Des conditions de logement d'un autre âge :

            Notre appartement se composait de deux uniques pièces mesurant au moins vingt-cinq m² chacune. Mes parents avaient pu se procurer un emplacement en façade avec un grand balcon situé juste au dessus du perron de l'entrée principale. Entre 1954 et 1955, les squatters musulmans quittèrent les lieux, libérant toute l’aile droite du château. J’ignore ou ils étaient partis mais une chose est certaine : ils furent bien plus avisés que les autres dont les conditions en ces lieux étaient spartiates, même pour les années cinquante, jugez plutôt : une absence totale d'électricité. L’éclairage était assuré par des lampes à pétrole. Le chauffage utilisait le charbon, héroïquement livré(en raison de l’état de la route) par un commerçant du quartier de La Valentine appelé ROSSO. Le bois mort récolté dans la forêt environnante assurait le complément. Mais la pire des corvée restait l’eau. A un kilomètre de là, un bassin avait été probablement créé pour les besoins des plantations. Alimenté par une citerne dont on ignorait la provenance du circuit la maintenant toujours pleine, il offrait un bout de tuyau par lequel filtrait un filet sans pression. Remplir un modeste seau de dix litres demandait au moins cinq minutes et le reste à l’avenant. Il fallait ensuite trainer ces seaux jusqu’au château. Bien trop jeunes pour assurer ce travail, nous ne pouvions qu‘accompagner nos parents ou rouler une grosse lessiveuse pleine d’eau montée sur une méchante carriole bricolée par notre père. Cette démarche devait se reproduire au rythme de l’usage que nous faisions de l’eau. L’été, elle devenait presque quotidienne. L'essentiel du marché en produits frais se faisait auprès des maraîchers environnants, encore nombreux.
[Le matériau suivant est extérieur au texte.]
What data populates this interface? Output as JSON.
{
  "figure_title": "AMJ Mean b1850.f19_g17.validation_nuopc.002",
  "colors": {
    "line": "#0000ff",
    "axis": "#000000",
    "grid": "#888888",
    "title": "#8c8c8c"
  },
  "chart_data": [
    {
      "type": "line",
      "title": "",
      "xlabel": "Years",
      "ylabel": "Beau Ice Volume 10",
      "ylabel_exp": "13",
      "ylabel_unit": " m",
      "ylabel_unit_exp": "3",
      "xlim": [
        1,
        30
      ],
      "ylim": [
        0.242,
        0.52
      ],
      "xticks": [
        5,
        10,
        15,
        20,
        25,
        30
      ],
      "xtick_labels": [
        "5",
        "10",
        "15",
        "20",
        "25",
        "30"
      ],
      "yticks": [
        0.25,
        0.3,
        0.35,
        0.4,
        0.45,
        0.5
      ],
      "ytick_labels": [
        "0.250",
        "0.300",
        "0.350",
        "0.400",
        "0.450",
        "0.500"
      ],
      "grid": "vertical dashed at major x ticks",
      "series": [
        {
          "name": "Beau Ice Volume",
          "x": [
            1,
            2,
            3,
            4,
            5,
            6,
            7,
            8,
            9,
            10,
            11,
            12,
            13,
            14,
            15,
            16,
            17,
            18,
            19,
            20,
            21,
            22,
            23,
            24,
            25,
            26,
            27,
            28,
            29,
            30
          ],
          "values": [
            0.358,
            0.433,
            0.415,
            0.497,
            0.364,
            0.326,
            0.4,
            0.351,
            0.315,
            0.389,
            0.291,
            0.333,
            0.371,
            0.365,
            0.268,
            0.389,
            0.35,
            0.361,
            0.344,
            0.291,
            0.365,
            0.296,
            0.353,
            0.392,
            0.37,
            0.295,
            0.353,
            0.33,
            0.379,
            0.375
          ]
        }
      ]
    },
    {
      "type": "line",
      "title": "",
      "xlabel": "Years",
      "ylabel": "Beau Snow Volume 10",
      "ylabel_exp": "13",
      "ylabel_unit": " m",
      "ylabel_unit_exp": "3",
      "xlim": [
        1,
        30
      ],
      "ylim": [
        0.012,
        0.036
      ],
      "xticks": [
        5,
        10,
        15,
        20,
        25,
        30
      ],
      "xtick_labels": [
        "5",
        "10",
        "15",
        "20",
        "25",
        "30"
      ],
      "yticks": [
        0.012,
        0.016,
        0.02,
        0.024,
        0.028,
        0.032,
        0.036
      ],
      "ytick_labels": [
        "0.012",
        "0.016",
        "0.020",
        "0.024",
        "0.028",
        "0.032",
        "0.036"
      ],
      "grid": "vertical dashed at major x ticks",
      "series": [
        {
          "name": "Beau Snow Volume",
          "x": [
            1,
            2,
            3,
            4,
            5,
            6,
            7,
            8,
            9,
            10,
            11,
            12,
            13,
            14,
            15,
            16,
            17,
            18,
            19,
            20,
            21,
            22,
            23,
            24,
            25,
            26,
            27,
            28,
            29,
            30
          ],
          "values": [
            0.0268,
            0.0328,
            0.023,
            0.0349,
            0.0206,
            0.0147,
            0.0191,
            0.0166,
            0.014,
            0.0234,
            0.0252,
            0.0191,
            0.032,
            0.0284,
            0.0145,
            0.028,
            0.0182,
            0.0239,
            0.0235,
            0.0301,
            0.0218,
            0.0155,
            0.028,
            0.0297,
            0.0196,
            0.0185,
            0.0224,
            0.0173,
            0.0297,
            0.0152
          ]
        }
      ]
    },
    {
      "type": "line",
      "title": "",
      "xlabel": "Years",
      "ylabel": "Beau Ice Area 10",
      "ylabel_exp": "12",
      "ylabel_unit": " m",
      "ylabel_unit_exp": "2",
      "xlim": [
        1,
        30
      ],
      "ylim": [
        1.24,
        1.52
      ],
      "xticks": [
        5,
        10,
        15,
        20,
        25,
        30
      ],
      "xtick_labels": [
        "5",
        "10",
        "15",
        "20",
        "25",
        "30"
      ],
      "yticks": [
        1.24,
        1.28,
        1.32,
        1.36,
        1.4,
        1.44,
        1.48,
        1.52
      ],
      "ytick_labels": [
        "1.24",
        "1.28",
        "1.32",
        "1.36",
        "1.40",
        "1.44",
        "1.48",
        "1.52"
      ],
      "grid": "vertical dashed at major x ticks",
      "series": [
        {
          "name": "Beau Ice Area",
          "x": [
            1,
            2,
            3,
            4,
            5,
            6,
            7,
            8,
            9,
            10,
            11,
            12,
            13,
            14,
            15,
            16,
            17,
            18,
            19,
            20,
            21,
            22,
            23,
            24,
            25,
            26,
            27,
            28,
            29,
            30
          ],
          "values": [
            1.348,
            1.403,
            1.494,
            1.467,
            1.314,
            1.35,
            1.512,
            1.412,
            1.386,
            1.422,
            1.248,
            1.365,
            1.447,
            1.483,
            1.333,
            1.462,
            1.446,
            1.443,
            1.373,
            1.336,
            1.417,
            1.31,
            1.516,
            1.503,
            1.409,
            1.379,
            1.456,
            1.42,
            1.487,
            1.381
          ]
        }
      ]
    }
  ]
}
               Le petit village de La Valentine contenait à peu près l'essentiel des commerces susceptibles de satisfaire les besoins les plus immédiats. Les grands magasins, ou les établissements très spécialisés étaient implantés au voisinage de la Canebière. S'y rendre était une expédition. D'abord franchir à pieds les trois kilomètres séparant le château du village de La Valentine ; prendre un bus de la Régis des transports locale jusqu'à la petite gare de La Blancarde (plus de dix km d'une circulation de centre-ville très dense) ou, du boulevard Chave, on prenait le célèbre (à l'époque) tramway "68" un réseau terriblement utile car il conduisait gràce à un tunnel ferrovière long de huit cents mètres, à la gare de Noailles, appelé également gare de l'Est. Elle aboutissait au centre de Marseille, à quelques encablures de la Canebière et du marché de "la rue longue" ou on pouvait se procurer à peu près n'importe quoi.

                   Je n'ai jamais vraiment intégré la culture "marseillaise" : Mon père niçois et ma mère charentaise, ne souhaitaient pas m'entendre adopter le "phrasé" marseillais. Chez nous point de "té vé" (tiens regarde) de "cacarinette" (coccinelle) de "chevingum" (chewing gum) de "dégun" (personne) ou de l'horrible "mon vier" (grossièreté très marseillaise prononcée à tout bout de champ exprimant le "membre viril") etc...etc...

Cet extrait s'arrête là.